Un attaccante che non esce mai, un progetto costruito attorno a lui e un dettaglio che può fare la differenza. La domanda resta aperta.
Il dato è semplice e non lascia molto spazio alle interpretazioni. Il Napoli di Conte oggi dipende in maniera diretta da Rasmus Hojlund. Non è una valutazione soggettiva, ma una constatazione supportata dai numeri. Dal primo novembre 2025 a oggi, il centravanti danese ha giocato 26 partite su 26 tra Serie A e Champions League.
In questo arco di tempo ha saltato appena 50 minuti complessivi. Un dato che si riduce ulteriormente se si guarda solo al 2026: 6 minuti totali. Questo significa che Hojlund è stato, di fatto, sempre in campo. Senza rotazioni reali, senza alternative strutturate.
Il Napoli ha costruito questa centralità anche a livello societario. L’operazione con il Manchester United è destinata a diventare definitiva. Il prestito oneroso da circa 6 milioni, definito nell’estate 2025, prevede un obbligo di riscatto legato alla qualificazione in Champions League. Il costo finale sarà di circa 44 milioni di euro, per un totale vicino ai 50.
La decisione, però, è già stata presa. Il club azzurro ha scelto di puntare su Hojlund indipendentemente dal piazzamento finale. Il contratto fino al 2030 conferma questa linea. Il centravanti danese è considerato il riferimento offensivo del progetto tecnico e con i suoi 22 anni potrebbe blindare la maglia numero 9 per molti anni a venire. La domanda è quanti di questi anni riuscirà realisticamente a fare a Napoli.
Il problema delle clausole rescissorie è sempre lo stesso: ti consentono di monetizzare una cifra (solitamente) molto alta ma ti tengono le mani legate qualora volessi rifiutare un’offerta, seppur molto alta, per un tuo calciatore. Ed è questo il punto. All’interno dell’accordo con Hojlund sarà inserita una clausola rescissoria da circa 85 milioni. La clausola sarà valida a partire dall’estate 2027. Fino a quel momento, il Napoli manterrà il pieno controllo sul cartellino.
L’investimento economico e il rendimento in campo stanno andando nella stessa direzione. Il Napoli ha individuato un centravanti giovane, continuo e già determinante. Resta però un punto aperto. La clausola rappresenta una soglia accessibile per diversi top club europei. Se il rendimento dovesse restare su questi livelli, il valore percepito del giocatore potrebbe crescere ulteriormente.

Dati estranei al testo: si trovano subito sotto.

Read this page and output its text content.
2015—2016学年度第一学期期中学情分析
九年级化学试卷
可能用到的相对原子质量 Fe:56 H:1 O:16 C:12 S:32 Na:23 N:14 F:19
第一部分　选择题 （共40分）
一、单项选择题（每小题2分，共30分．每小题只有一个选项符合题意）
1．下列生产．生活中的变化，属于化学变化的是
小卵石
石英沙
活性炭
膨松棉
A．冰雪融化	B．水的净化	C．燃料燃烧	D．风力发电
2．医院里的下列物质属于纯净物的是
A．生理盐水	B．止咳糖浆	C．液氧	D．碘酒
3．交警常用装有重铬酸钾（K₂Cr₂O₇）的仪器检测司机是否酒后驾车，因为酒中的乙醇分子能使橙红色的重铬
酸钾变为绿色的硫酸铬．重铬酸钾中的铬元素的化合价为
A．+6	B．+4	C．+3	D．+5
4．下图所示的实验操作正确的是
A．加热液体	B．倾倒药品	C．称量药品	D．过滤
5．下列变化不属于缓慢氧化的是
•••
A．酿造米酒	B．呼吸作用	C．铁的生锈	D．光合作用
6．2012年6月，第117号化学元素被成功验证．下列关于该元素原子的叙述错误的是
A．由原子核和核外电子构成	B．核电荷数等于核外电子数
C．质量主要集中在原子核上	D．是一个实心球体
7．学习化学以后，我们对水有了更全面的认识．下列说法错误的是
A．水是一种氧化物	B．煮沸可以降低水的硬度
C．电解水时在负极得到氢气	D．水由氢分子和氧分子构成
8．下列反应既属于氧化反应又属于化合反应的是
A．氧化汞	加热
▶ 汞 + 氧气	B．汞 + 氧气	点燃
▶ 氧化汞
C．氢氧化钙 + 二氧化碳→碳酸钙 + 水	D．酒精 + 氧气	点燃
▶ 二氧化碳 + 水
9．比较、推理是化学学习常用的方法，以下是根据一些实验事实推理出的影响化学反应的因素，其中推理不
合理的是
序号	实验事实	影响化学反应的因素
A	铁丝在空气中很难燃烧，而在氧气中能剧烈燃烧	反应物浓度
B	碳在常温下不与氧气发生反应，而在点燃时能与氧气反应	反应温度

Chiariamoci: il Napoli fa benissimo a puntare su un ragazzo che ha dimostrato di potersi sobbarcare l’intero peso dell’attacco azzurro sulle proprie spalle. La questione, semmai, sarà quella di trovargli un’alternativa utile per non sfiancarlo anche il prossimo anno, magari Pellegrino del Parma del quale vi stiamo parlando già da diverso tempo.
Insomma, almeno fino alla prossima estate il Napoli avrà il suo bel centravantone, che ha tutte le prospettive per diventare il 9 più forte del campionato. Ma, ecco, i tifosi faranno bene a non affezionarcisi troppo. Perché se il rendimento cresce anche solo un po’ dal punto di vista numerico dopo quest’anno la sensazione è che difficilmente riuscirà a trattenerlo a lungo. Certo, con 85 milioni in più in cassa, ma con uno che forse avrà più difficoltà Manna a sostituirlo di quante non ne abbia Conte in questo momento. Ed è tutto dire.